Вот эту мысль я и пыталась вложить в их головы. И дело шло – медленно, но шло.
Конечно, приходилось отбиваться не только от Матроны, многие мне говорили, и в школе, и в детдоме – надо наказывать! Однако я решительно против любого насилия в деле воспитания и обучения – такими методами можно вызвать лишь отвращение к учебе, воспитать упрямство и другие дурные качества, можно вообще сломать личность…

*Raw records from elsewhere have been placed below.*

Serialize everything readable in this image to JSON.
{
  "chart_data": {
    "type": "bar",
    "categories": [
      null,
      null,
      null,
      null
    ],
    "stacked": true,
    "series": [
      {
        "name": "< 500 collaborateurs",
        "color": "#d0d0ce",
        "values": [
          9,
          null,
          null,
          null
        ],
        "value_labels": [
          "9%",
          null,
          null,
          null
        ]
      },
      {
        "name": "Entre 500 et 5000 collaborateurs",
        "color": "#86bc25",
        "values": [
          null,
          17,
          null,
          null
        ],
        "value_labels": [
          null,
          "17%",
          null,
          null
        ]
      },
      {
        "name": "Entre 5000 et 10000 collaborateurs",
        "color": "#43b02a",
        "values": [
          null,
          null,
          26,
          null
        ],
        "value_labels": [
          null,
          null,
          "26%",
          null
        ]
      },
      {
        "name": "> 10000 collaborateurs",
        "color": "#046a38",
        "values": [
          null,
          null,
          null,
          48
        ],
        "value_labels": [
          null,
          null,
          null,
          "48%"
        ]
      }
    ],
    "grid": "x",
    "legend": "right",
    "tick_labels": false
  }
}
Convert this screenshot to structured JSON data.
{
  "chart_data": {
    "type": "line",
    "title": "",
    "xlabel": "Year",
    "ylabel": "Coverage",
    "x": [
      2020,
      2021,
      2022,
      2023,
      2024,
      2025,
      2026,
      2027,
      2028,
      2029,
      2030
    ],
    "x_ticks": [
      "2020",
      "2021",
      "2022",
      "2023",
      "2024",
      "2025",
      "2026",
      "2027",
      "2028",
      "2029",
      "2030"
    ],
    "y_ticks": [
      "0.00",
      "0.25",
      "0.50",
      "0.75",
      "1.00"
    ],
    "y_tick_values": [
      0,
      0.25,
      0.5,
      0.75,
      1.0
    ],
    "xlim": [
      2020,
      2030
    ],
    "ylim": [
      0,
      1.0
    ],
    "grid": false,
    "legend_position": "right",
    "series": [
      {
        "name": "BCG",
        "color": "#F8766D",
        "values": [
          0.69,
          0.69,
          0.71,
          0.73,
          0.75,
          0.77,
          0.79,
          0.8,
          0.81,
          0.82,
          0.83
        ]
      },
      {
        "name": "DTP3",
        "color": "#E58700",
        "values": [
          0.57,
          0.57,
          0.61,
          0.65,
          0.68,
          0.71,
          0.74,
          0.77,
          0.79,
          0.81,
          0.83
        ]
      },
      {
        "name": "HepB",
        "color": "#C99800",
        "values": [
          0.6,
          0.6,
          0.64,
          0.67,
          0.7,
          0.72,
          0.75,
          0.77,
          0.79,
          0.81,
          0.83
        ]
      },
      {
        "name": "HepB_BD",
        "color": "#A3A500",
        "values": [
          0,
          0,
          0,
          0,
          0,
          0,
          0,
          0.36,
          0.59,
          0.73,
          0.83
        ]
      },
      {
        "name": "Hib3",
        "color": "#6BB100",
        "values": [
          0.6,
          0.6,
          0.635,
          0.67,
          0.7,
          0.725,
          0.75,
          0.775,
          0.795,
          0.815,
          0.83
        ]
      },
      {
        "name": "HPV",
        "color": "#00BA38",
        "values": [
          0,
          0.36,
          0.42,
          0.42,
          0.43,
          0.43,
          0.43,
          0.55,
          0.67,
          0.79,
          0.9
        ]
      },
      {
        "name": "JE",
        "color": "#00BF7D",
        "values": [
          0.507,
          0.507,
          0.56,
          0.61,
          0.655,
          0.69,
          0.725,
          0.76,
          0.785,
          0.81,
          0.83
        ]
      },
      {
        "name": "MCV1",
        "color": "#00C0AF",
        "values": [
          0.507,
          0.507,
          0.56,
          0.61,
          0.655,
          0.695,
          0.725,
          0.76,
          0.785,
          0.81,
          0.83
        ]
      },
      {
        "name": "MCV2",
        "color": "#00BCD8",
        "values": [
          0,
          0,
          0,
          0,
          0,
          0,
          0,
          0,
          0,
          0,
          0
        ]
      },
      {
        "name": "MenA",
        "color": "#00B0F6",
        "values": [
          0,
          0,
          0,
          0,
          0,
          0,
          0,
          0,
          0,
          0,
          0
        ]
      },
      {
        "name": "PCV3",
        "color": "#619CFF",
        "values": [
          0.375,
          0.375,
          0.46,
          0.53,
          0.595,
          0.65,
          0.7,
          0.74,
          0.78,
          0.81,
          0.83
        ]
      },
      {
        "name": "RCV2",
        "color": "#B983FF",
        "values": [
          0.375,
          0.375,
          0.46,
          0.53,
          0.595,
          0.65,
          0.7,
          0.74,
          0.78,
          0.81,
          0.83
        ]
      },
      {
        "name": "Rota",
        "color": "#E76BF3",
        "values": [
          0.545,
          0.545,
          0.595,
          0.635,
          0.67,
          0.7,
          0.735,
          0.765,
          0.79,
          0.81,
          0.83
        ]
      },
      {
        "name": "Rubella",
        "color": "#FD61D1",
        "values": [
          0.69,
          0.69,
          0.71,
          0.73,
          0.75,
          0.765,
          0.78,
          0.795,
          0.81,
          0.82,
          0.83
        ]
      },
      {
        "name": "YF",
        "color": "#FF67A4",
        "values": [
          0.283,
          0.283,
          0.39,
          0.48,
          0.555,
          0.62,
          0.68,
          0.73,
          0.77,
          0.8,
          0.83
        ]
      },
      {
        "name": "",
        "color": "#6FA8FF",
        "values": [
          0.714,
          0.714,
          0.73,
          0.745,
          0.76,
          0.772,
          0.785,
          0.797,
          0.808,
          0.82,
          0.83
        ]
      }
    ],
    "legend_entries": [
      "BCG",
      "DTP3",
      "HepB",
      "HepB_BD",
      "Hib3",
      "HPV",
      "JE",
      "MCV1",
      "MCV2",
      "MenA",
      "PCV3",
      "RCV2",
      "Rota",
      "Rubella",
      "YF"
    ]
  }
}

Однако и прекраснодушным фантазёрам, сторонникам безразмерного гуманизма в деле воспитания и обучения, я тоже не склонна верить. Всё это замечательно, но если ребенок не наказан за проступок – один, другой, третий раз, личностью он никогда не станет. Ведь оскорбляет детей не столько наказание, – как бы тяжело оно ни переносилось, – а несправедливость, несоразмерность наказания проступку. Многие педагоги подмечали, что личностно-состоятельные люди, альтруисты чаще всего вырастают из детей, воспитывавшихся в строгости. Нравственной строгости, конечно. А вовсе не то, что есть страх перед физическим наказанием, или – вообще наказанием. Многие этих различий не хотят признавать и даже спекулируют на этих тонкостях, чтобы дискредитировать систему Макаренко. Именно за это критиковала Крупская великого педагога, и с её «лёгкой руки» началась травля Макаренко. Но жизнь доказала, что именно Макаренко был прав – никто из его воспитанников не сломался, все без исключения стали личностно-состоятельными людьми, не падали духом в самых экстремальных ситуациях. Чего не скажешь о воспитанниках, к примеру, Сухомлинского, также, кстати, замечательного педагога. Вот вам и доказательство гуманизма системы Макаренко! Одно время любили противопоставлять системы Макаренко и Сухомлинского. Между тем, Сухомлинский считал себя учеником Макаренко. Просто действовали они в разных эпохах, но свою эпоху лучше знал всё-таки Макаренко. Уход от общих проблем, воинствующий индивидуализм мешали росту личности, вели к её упрощению, примитиву даже. И это надо понимать тем, кто берется сегодня судить Макаренко. Да, Макаренко создал в своей коммуне идеальное коммунистическое государство в миниатюре, для молодых людей. И показательно, что никто не смог повторить этот опыт – потому что он был вписан в конкретную эпоху и опирался на конкретную гениальную личность – самого Антона Семеновича. Так вот, Макаренко воспитанников наказывал – и он имел моральное право делать это. Более того, он был идеалом для своих воспитанников.